PyTorch's Triton backward conv kernels boost GPU performance by 20%
New Triton kernels for convolution backward pass replace ATen fallback, improving small-batch workloads up to 20% on MI325.
PyTorch's latest commit (trunk/9c6b1aa) introduces Triton kernels for 2D convolution backward operations, specifically conv2d_bwd_weight and conv2d_bwd_input. These replace the previous ATen-only fallback in TorchInductor, bringing significant performance gains. The PR adds a convolution_backward_lowering function with backend selection logic, new layout computation functions, and configuration options (max_autotune_conv_bwd_weight_backends, max_autotune_conv_bwd_input_backends). The implementation targets small-batch workloads, where the new kernels can achieve up to 20% end-to-end performance improvement on AMD MI325 GPUs. About 3% of that gain comes from reduced kernel execution time, while 17% comes from reduced bubble time. Single-operator benchmarks show Triton kernels outperforming ATen by up to 4x in specific scenarios (e.g., backward weight with 3x112x1x1 input and 3x448x1x1 grad_out: 0.0062 ms vs 0.025 ms). The PR also includes comprehensive test coverage via test_conv2d_backward_parametrized, covering stride, dilation, padding, kernel sizes, groups, and NHWC format. It removes test_conv2d_backward_channels_last_dynamic_shapes from the list of failing tests. The pull request was approved by PyTorch core maintainers jansel and eellison.

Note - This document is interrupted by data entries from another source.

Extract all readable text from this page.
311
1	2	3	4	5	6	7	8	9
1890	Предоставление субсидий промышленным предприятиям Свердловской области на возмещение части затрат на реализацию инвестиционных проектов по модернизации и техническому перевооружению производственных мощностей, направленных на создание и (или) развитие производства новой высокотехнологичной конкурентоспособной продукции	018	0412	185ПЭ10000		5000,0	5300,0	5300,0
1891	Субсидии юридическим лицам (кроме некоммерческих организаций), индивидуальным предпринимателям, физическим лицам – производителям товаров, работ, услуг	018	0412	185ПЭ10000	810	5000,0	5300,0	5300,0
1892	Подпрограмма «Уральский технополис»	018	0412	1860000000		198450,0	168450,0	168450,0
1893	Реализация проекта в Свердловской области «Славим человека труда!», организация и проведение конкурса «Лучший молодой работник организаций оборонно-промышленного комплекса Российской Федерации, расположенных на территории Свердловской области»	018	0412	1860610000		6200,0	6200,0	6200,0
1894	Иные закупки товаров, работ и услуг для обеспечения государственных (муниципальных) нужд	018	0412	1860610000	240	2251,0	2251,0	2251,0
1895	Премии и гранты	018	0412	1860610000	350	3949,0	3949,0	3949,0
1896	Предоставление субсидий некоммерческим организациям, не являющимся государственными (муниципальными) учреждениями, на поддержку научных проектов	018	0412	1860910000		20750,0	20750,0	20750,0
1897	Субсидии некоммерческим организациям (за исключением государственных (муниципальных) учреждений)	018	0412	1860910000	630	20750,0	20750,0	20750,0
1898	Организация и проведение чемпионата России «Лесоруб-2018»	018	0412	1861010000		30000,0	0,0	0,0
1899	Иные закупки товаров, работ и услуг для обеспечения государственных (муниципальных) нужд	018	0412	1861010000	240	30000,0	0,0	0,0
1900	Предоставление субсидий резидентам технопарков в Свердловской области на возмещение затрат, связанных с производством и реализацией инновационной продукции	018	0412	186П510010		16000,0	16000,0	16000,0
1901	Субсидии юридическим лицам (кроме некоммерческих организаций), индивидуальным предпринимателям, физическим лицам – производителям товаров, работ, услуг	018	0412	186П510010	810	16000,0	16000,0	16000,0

- Replaces ATen-only fallback with custom Triton kernels for 2D conv backward weight/input operations in TorchInductor
- Up to 20% end-to-end performance improvement on AMD MI325 GPU for small-batch workloads, with 3% from kernel speed and 17% from bubble reduction
- Single-operator benchmarks show Triton kernels up to 4x faster than ATen (e.g., 0.0062 ms vs 0.025 ms for bwd_weight with specific shapes)
Why It Matters
Faster convolution backpropagation directly accelerates training of vision models, critical for deep learning practitioners using PyTorch.